SouthLife.org Website Research

South Church is a nondenominational Christian church located in Lansing, Michigan. It also happens to be my church. My church’s website has recently undergone changes to help make it more usable on mobile devices. However, in these changes, several other usability concerns arose.

I was approached by a church staff member to help them understand why people were having a hard time using the site (even the staff themselves).

Normally, this would be a fairly straightforward task; I would simply run some studies, do some interviews, and come back with a list of things to change.

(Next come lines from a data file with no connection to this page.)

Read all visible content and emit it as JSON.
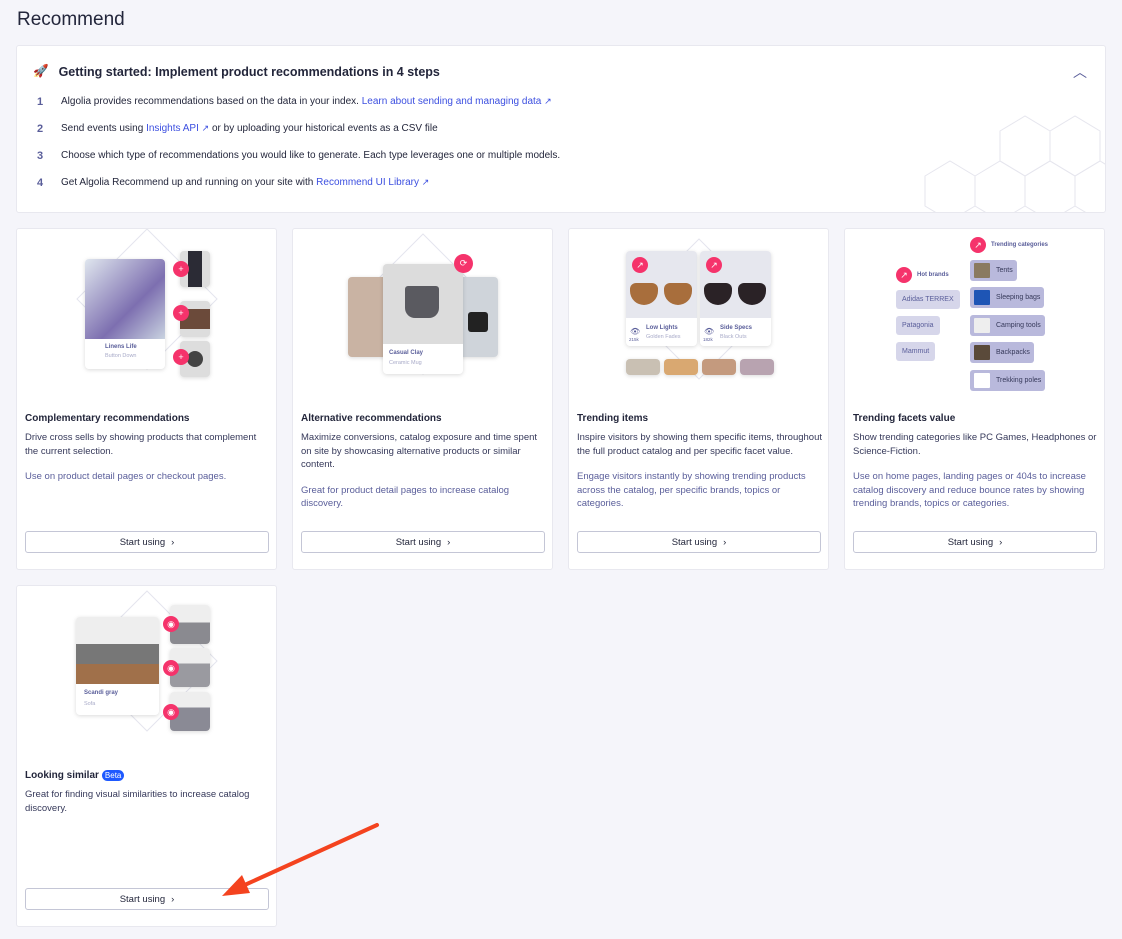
{
  "page": {
    "title": "Recommend"
  },
  "getting_started": {
    "title": "Getting started: Implement product recommendations in 4 steps",
    "steps": [
      {
        "n": "1",
        "text": "Algolia provides recommendations based on the data in your index. ",
        "link": "Learn about sending and managing data",
        "after": ""
      },
      {
        "n": "2",
        "text": "Send events using ",
        "link": "Insights API",
        "after": " or by uploading your historical events as a CSV file"
      },
      {
        "n": "3",
        "text": "Choose which type of recommendations you would like to generate. Each type leverages one or multiple models.",
        "link": "",
        "after": ""
      },
      {
        "n": "4",
        "text": "Get Algolia Recommend up and running on your site with ",
        "link": "Recommend UI Library",
        "after": ""
      }
    ]
  },
  "cards": [
    {
      "title": "Complementary recommendations",
      "desc": "Drive cross sells by showing products that complement the current selection.",
      "use": "Use on product detail pages or checkout pages.",
      "button": "Start using",
      "illus": {
        "name": "Linens Life",
        "sub": "Button Down"
      }
    },
    {
      "title": "Alternative recommendations",
      "desc": "Maximize conversions, catalog exposure and time spent on site by showcasing alternative products or similar content.",
      "use": "Great for product detail pages to increase catalog discovery.",
      "button": "Start using",
      "illus": {
        "name": "Casual Clay",
        "sub": "Ceramic Mug"
      }
    },
    {
      "title": "Trending items",
      "desc": "Inspire visitors by showing them specific items, throughout the full product catalog and per specific facet value.",
      "use": "Engage visitors instantly by showing trending products across the catalog, per specific brands, topics or categories.",
      "button": "Start using",
      "illus": {
        "items": [
          {
            "name": "Low Lights",
            "sub": "Golden Fades",
            "views": "215k"
          },
          {
            "name": "Side Specs",
            "sub": "Black Outs",
            "views": "182k"
          }
        ]
      }
    },
    {
      "title": "Trending facets value",
      "desc": "Show trending categories like PC Games, Headphones or Science-Fiction.",
      "use": "Use on home pages, landing pages or 404s to increase catalog discovery and reduce bounce rates by showing trending brands, topics or categories.",
      "button": "Start using",
      "illus": {
        "brands_label": "Hot brands",
        "brands": [
          "Adidas TERREX",
          "Patagonia",
          "Mammut"
        ],
        "categories_label": "Trending categories",
        "categories": [
          "Tents",
          "Sleeping bags",
          "Camping tools",
          "Backpacks",
          "Trekking poles"
        ]
      }
    },
    {
      "title": "Looking similar",
      "badge": "Beta",
      "desc": "Great for finding visual similarities to increase catalog discovery.",
      "use": "",
      "button": "Start using",
      "illus": {
        "name": "Scandi gray",
        "sub": "Sofa"
      }
    }
  ],
  "colors": {
    "accent": "#3c4fe0",
    "pink": "#f5336b",
    "annotation_arrow": "#f4431f"
  }
}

But since this is my church and the developer is also a member of the church, I didn’t want to come across overly formal, but I still wanted my expertise to come across as well informed.

Add to this the challenges of working during the COVID-19 pandemic and with 3 children under 3, and I had to be very crafty with how to provide value to this site that I care about.

Heuristic Analysis

I decided to start the process of helping to point out usability issues with a heuristic analysis. I knew that since all of the people working on this cared deeply about the result, it would be best to attempt to relate the issues with well-established criteria for what makes a system usable.

A full, page-by-page heuristic analysis would have proved to be to costly in terms of time, so instead, I took the tact of showing a single example of each of NN/g’s 10 usability heuristics. The goal was not to browbeat the developer, but rather to help facilitate a conversation where the outcome would be a revamped site that was more holistically designed with users in mind.

This conversation did end up being productive, but it was very challenging. I attempted to communicate these things in as non-personal of a way as possible, but I fear that the developer took these things personally.

Ultimately, my time working on this led to two things; some immediate hotfixes on the current site to help alleviate some of the concerns, and an early stage basic prototype to guide future updates:

The website with hotfixes applied

The website with hotfixes applied

An early prototype of a redesigned page

An early prototype of a redesigned page

With the hotfixes in place and an idea of where a redesign might go, I decided to perform a benchmark study to compare how usable South’s website was in comparison to another area church that matches South in terms of size and mission. This other church (University Reformed Church in East Lansing) has a website that was recently updated to a more modern aesthetic - but did that mean it would perform better than South’s?

Benchmark Usability Study

The study was performed by myself on 5 volunteer participants in various walks of life. Studies were completed remotely. I wanted to get a good sampling of different kinds of people who might be visiting sites like this, so I included some church members at South, some non-members who are Christian, and some non-Christians as well. At our outset, the goals of the website were described as:

  • Provide contact details about where to physically be with the church (address, phone, etc)

  • A quick glimpse into what we’re all about

  • Easily accessible information for members

  • A place to bring up past documents and sermons.

Using these themes as the guiding principles, I created tasks and ran 5 participants through the same 5 tasks for both South’s website and University Reformed’s website.

Findings

Recommendations

• Utilize a different menu type than the flyout.

• Overhaul Information architecture of menu.

• Simplify home page.

• Add white space to home page.

• Update static content on home page.

• Reduce image size of hero image on front page.

• create more consistent lines of sight sitewide.

• Remove accordion elements in lieu of simple content on page or into lightbox.

• If more detail is desired, run another usability study with more in depth tasks (rsvp'ing for an event, signing up to learn more about a ministry, etc.)

Outcome

V2 of Mockups

V2 of Mockups

The usability study was shared with staff members to help contextualize the concerns first uncovered during the heuristic analysis. The findings are being incorperated into a new version of the site. As a guide, a second prototype was created to help visualize what the feedback would look like when implemented.

As of writing, there has been a lot of hard work put in by the developer to implement these findings, but nothing has made it to production yet.

I’m hopeful that the combination of visual style from our developer (who is also a graphic designer) and focus on usability from these results can turn into a website that helps us further our church’s mission for God.